Application of Neural Network-based Classification for
Watershed Land Cover Mapping
Siamak Khorram, Professor and Director
Hui Yuan
Joseph Knight
Center for Earth Observation (CEO),
North Carolina State University (NCSU)
Campus Box 7106, Raleigh, NC27695-7106, USA
Tel: (919) 515-3430 Fax: (919) 515-3439
Email: ; ;
Abstract -- Watersheds are of great ecological significance not only because they are important components of virtually all ecosystems but also because they are closely related to water quality, estuarine productivity, and wildlife habitat. In recent years, to enhance intensive watershed restorations, many watershed land cover characterization studies have been conducted using remotely sensed data. In a local scale watershed application, high spatial resolution is often necessary for feature extraction with an acceptable degree of accuracy. Neural network-based classifiers have been found to be robust and well suited for a wide variety of remotely sensed data. The advantages of neural network approaches include no need for a priori knowledge of the statistical distribution of data, high adaptability, and great error tolerance.

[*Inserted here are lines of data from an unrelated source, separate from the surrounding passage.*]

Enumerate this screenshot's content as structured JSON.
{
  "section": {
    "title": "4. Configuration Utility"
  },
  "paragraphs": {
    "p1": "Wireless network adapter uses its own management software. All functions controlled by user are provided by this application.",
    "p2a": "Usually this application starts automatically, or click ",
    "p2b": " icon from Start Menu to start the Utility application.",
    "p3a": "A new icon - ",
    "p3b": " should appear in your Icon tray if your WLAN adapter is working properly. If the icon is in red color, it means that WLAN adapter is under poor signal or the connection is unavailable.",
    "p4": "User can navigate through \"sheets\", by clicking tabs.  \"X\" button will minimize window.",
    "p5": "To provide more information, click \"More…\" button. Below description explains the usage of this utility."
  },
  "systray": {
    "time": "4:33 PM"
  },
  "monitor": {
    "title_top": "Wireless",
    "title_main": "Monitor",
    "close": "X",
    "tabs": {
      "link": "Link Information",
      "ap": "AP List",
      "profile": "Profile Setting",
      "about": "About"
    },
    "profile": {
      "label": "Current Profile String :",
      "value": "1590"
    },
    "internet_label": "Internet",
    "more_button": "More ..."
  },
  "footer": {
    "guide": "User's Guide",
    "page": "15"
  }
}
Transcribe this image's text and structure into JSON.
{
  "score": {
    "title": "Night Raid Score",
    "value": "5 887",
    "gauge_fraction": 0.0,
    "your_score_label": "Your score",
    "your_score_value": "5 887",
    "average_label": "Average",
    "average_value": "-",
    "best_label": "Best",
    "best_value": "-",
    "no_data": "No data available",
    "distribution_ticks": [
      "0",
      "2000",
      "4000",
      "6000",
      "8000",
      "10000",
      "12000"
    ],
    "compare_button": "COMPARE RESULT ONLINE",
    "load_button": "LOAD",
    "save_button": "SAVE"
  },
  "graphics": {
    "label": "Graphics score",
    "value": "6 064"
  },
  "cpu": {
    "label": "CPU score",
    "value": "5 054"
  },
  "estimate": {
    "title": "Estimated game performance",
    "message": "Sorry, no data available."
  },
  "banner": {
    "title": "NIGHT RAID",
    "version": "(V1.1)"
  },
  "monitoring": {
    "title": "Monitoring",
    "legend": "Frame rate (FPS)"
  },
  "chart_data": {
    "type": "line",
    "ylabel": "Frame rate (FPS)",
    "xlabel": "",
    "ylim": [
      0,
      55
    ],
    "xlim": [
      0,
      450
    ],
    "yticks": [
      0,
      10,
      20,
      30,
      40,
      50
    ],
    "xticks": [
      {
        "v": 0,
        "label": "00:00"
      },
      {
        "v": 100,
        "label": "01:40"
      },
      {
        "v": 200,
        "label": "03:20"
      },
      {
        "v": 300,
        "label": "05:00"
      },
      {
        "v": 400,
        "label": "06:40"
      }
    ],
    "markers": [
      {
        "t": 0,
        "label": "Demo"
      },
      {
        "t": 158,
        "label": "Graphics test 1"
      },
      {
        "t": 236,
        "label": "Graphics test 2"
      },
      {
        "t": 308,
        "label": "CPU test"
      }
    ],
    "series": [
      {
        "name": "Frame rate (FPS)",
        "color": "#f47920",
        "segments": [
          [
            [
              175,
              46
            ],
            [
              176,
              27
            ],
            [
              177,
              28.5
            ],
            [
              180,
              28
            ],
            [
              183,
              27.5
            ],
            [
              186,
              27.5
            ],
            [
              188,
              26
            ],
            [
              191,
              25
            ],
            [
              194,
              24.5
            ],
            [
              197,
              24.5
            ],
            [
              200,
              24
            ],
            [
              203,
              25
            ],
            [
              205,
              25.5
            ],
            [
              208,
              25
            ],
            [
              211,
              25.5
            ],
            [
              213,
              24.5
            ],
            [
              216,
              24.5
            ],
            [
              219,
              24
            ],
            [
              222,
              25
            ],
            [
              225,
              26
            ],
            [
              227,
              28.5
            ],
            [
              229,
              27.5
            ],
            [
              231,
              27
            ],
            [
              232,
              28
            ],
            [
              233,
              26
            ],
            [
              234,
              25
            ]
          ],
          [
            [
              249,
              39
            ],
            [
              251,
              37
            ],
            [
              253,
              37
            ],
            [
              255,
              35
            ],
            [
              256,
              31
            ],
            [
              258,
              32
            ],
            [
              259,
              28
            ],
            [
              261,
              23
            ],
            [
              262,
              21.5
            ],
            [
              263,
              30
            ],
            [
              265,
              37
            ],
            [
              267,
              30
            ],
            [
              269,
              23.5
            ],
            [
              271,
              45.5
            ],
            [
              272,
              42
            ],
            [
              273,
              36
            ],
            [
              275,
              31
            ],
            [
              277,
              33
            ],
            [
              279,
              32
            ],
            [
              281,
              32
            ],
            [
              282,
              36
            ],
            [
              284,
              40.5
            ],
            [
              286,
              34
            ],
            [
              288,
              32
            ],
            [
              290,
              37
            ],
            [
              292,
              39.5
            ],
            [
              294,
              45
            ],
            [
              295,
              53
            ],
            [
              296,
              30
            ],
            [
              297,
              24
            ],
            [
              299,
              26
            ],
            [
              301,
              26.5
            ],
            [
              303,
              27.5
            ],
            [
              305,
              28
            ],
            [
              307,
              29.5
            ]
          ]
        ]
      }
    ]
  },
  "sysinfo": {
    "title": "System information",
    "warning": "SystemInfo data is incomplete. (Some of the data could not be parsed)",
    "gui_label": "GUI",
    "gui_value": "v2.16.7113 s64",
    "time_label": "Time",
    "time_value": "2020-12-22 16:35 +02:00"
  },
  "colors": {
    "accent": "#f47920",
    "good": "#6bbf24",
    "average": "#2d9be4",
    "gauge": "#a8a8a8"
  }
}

In this study, an innovative application was developed to use high-resolution digital color infrared (CIR) Digital Orthophoto Quarter Quad (DOQQ) data and a neural network classifier to produce detailed and highly improved watershed mapping. The one-meter digital CIR DOQQ data for the study area was generated by digitizing CIR photographs and registering them to the corresponding black and white (B&W) DOQQs. Using the derived high resolution CIR DOQQ data, classification was carried out by training a multi-layer neural network classifier. The training process was implemented by a supervised backpropagation learning algorithm. First, an adaptive error function was chosen to measure the quality of the network’s approximation to the input-output relation in the training set. Second, an iterative approach was applied to find the optimal network parameters by minimizing the selected error function. Finally, the well-trained network with minimal error was then able to classify other image data efficiently and accurately. Experimental results from the application were analyzed in terms of generalization capability, stability of results, and computational efficiency. Classification accuracy obtained from the neural network classifier was evaluated. The results from this application could provide us an insight into what spatial resolution is most beneficial for water quality restoration at different scales. This procedure is applicable for a variety of Land-Use/Land-Cover classification applications at local and global scales. Based on the experimental results from this study, the potential advantages and disadvantages will be discussed and recommendations will be given for future applications in this area.
1. Introduction
Watersheds are of great ecological significance not only because they are important components of virtually all ecosystems but also because they are closely related to water quality, estuarine productivity, and wildlife habitat. In recent years, to enhance intensive watershed restorations, many watershed land cover mapping studies have been conducted using remotely sensed data [1] [2] [3]. In a watershed application at local scale, multispectral data with high spatial resolution is often necessary for a detailed land cover mapping with an acceptable degree of accuracy.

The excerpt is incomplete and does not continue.